Temporäre Maßnahmen im öffentlichen Raum – Aufwertung durch Pflege

ramadama quer jung u alt

WIR verfolgten offensiv und öffentlichkeitswirksam mehrere Ziele:

(1.) Eine stärkere und positive Identifikation mit dem Sanierungsgebiet wurde ermöglicht, weil attraktive Projekte mit Jung und Alt aus Nah und Fern gemeinsam geplant und durchgeführt wurden. Viele Fähigkeiten sind sichtbar geworden, mit viel Spaß konnte in einer neuen Weise- - auch Milieu übergreifend - erfolgreich zusammen gearbeitet werden. So entstand eine neue Qualität von Anerkennung, Zugehörigkeit und Solidarität. Hervorzuheben sind die Bepflanzungsaktionen, die Lichterfeste, das Faschingstreiben, die Flohmärkte sowie künstlerische Projekte.

(2.) Mehr Verbindlichkeit und Hilfen auf Gegenseitigkeit entstehen wenn die Erfolge von Projekten z.B. Bepflanzungen erhalten und instandgesetzt werden. Das stärkt auch die Achtsamkeit und informelle soziale Kontrolle. Insbesondere Kindern und Jugendlichen, die beteiligt sind oder waren, können ihre Selbstwirksamkeit erleben: Es geht mehr als gedacht. Man kann etwas tun und Verbesserungen versuchen.
Die Tradition von "Rama dama" ist mit jungen Leuten und ganzen Familien sowie mit der Grundschule forciert worden.

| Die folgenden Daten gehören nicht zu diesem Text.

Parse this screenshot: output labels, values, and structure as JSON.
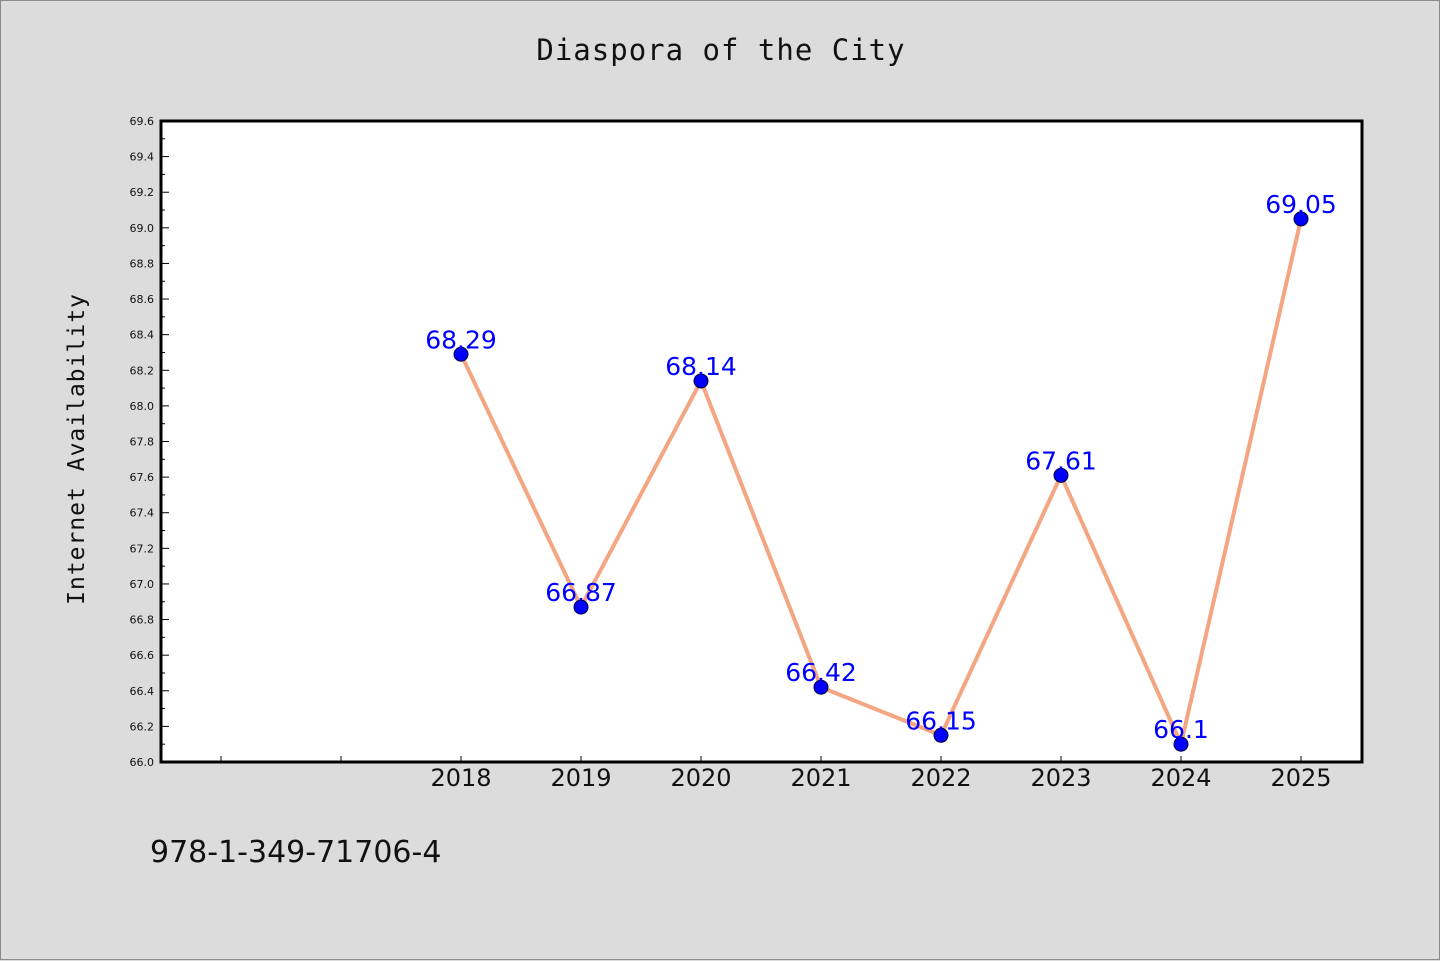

Viele neue Gesichter haben beeindruckend Hand angelegt und lernten sich bei einer gemeinsamen Brotzeit besser kennen.

(3.) Das Umfeld der Nahversorger sollte schnellstmöglich verbessert werden. Die Kundenzufriedenheit endete ja nicht an der Kasse und begann nicht beim Betreten eines Ladens. Die Aufwertung des Vorfelds der Geschäfte ist versucht und teilweise erreicht worden. Mehr und mehr hat sich REWE konstruktiv beteiligt. Einige der vom Kinderforum aufgezeigten Mängel sind beseitigt. Die Aufenthaltsqualität ist durch die Bepflanzung von Beeten und zeitweilig aufgestellte Sitzmöglichkeiten verbessert worden. Ein Konzept von REWE wäre nötig, welches die Bestandskunden mit einbezieht. Für die Instandhaltung und die kontinuierliche Pflege insbesondere für täglich zu leerende Abfallbehälter wären mehr Verantwortlichkeit wichtig. Die provisorischen Lagerflächen bei REWE und die Recycling-Container "im rückwärtigen Bereich" werden erst nach der umfangreichen Bautätigkeiten beseitigt.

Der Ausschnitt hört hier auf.